= Sexual abuse scandal in the Roman Catholic Diocese of Savannah =

The sexual abuse scandal in Savannah diocese is a significant episode in the series of Catholic sex abuse cases in the Roman Catholic Diocese of Savannah United States of America. In 2004 it was reported that the Diocese had secretly paid a total of $50,000 to 12 people who accused 7 priests who served in the Diocese of sexually abusing them. One accused clergyman, Wayland Brown, was convicted, and died in prison in 2019. Another accused clergy, Lorenzo Garcia, was defrocked in 2008 without facing any criminal punishment. Henry Groomer, another Catholic clergyman who was accused of sex abuse, committed suicide in 2017 after being served with a lawsuit.

==Wayland Brown case==
In 2004, Wayland Brown was dismissed from priesthood and afterwards spent five years in prison for sex abuse in Maryland.

In October, 2009, the diocese of Savannah paid $4.24 million to settle a lawsuit which alleged that bishop Raymond W. Lessard allowed a priest named Wayland Brown to work in the diocese when Lessard knew that Brown was a serial child molester who posed a danger to children.

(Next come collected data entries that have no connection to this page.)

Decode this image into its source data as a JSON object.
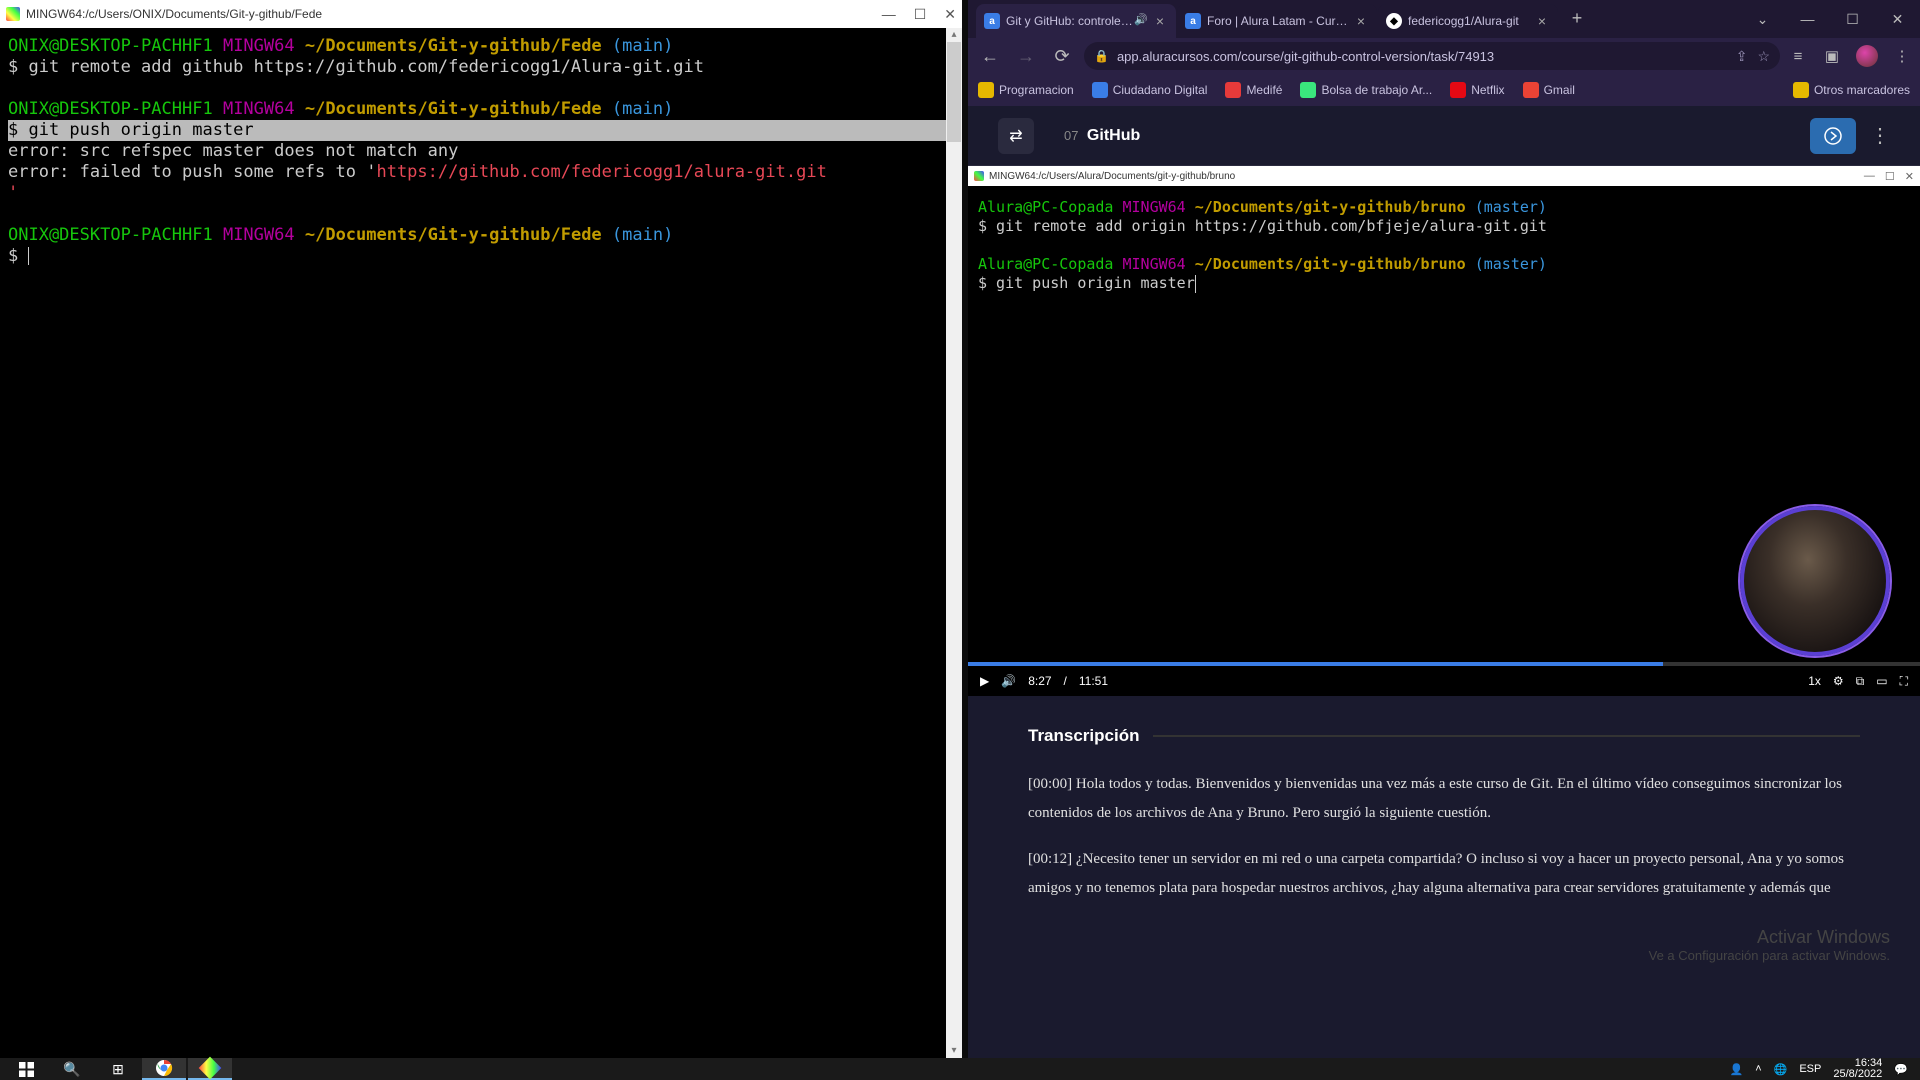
{
  "left_terminal": {
    "title": "MINGW64:/c/Users/ONIX/Documents/Git-y-github/Fede",
    "prompt1_user": "ONIX@DESKTOP-PACHHF1",
    "prompt1_sys": "MINGW64",
    "prompt1_path": "~/Documents/Git-y-github/Fede",
    "prompt1_branch": "(main)",
    "cmd1": "$ git remote add github https://github.com/federicogg1/Alura-git.git",
    "cmd2": "$ git push origin master",
    "err1": "error: src refspec master does not match any",
    "err2a": "error: failed to push some refs to '",
    "err2b": "https://github.com/federicogg1/alura-git.git",
    "err3": "'",
    "prompt_last": "$ "
  },
  "browser": {
    "tabs": [
      {
        "favicon": "a",
        "title": "Git y GitHub: controle y co",
        "audio": true
      },
      {
        "favicon": "a",
        "title": "Foro | Alura Latam - Cursos on"
      },
      {
        "favicon": "gh",
        "title": "federicogg1/Alura-git"
      }
    ],
    "url": "app.aluracursos.com/course/git-github-control-version/task/74913",
    "bookmarks": [
      {
        "color": "yellow",
        "label": "Programacion"
      },
      {
        "color": "blue",
        "label": "Ciudadano Digital"
      },
      {
        "color": "red",
        "label": "Medifé"
      },
      {
        "color": "grn",
        "label": "Bolsa de trabajo Ar..."
      },
      {
        "color": "nfx",
        "label": "Netflix"
      },
      {
        "color": "gm",
        "label": "Gmail"
      }
    ],
    "bookmarks_more": "Otros marcadores"
  },
  "lesson": {
    "num": "07",
    "name": "GitHub"
  },
  "video_terminal": {
    "title": "MINGW64:/c/Users/Alura/Documents/git-y-github/bruno",
    "p_user": "Alura@PC-Copada",
    "p_sys": "MINGW64",
    "p_path": "~/Documents/git-y-github/bruno",
    "p_branch": "(master)",
    "cmd1": "$ git remote add origin https://github.com/bfjeje/alura-git.git",
    "cmd2": "$ git push origin master"
  },
  "video_controls": {
    "time": "8:27",
    "duration": "11:51",
    "speed": "1x"
  },
  "transcript": {
    "heading": "Transcripción",
    "p1_ts": "[00:00]",
    "p1": " Hola todos y todas. Bienvenidos y bienvenidas una vez más a este curso de Git. En el último vídeo conseguimos sincronizar los contenidos de los archivos de Ana y Bruno. Pero surgió la siguiente cuestión.",
    "p2_ts": "[00:12]",
    "p2": " ¿Necesito tener un servidor en mi red o una carpeta compartida? O incluso si voy a hacer un proyecto personal, Ana y yo somos amigos y no tenemos plata para hospedar nuestros archivos, ¿hay alguna alternativa para crear servidores gratuitamente y además que"
  },
  "watermark": {
    "line1": "Activar Windows",
    "line2": "Ve a Configuración para activar Windows."
  },
  "taskbar": {
    "lang": "ESP",
    "time": "16:34",
    "date": "25/8/2022"
  }
}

According to a Georgia sheriff's sergeant, Lessard refused to cooperate in a sex-abuse investigation of Brown in 1986. The sergeant said Brown could not be questioned because Lessard "sent him to an unknown location for an indefinite amount of time." At no time did Lessard provide police with any helpful information pertaining to Brown.

A second case involving Brown was settled for $4.5 million in 2016.

In 2018, Brown was convicted in South Carolina for his other two child rapes and received a sentence of 20 years in prison. Though he sexually abused children while serving in the Diocese of Savannah, Brown would often attempt to cover his tracks by transporting his victims out of the state of Georgia when he sexually abused them as well. On June 8, 2019, Brown died in a South Carolina prison.

Multiple lawsuits have also filed against the Diocese of Savannah alleging that the Diocese covered up sex abuse allegations against Brown.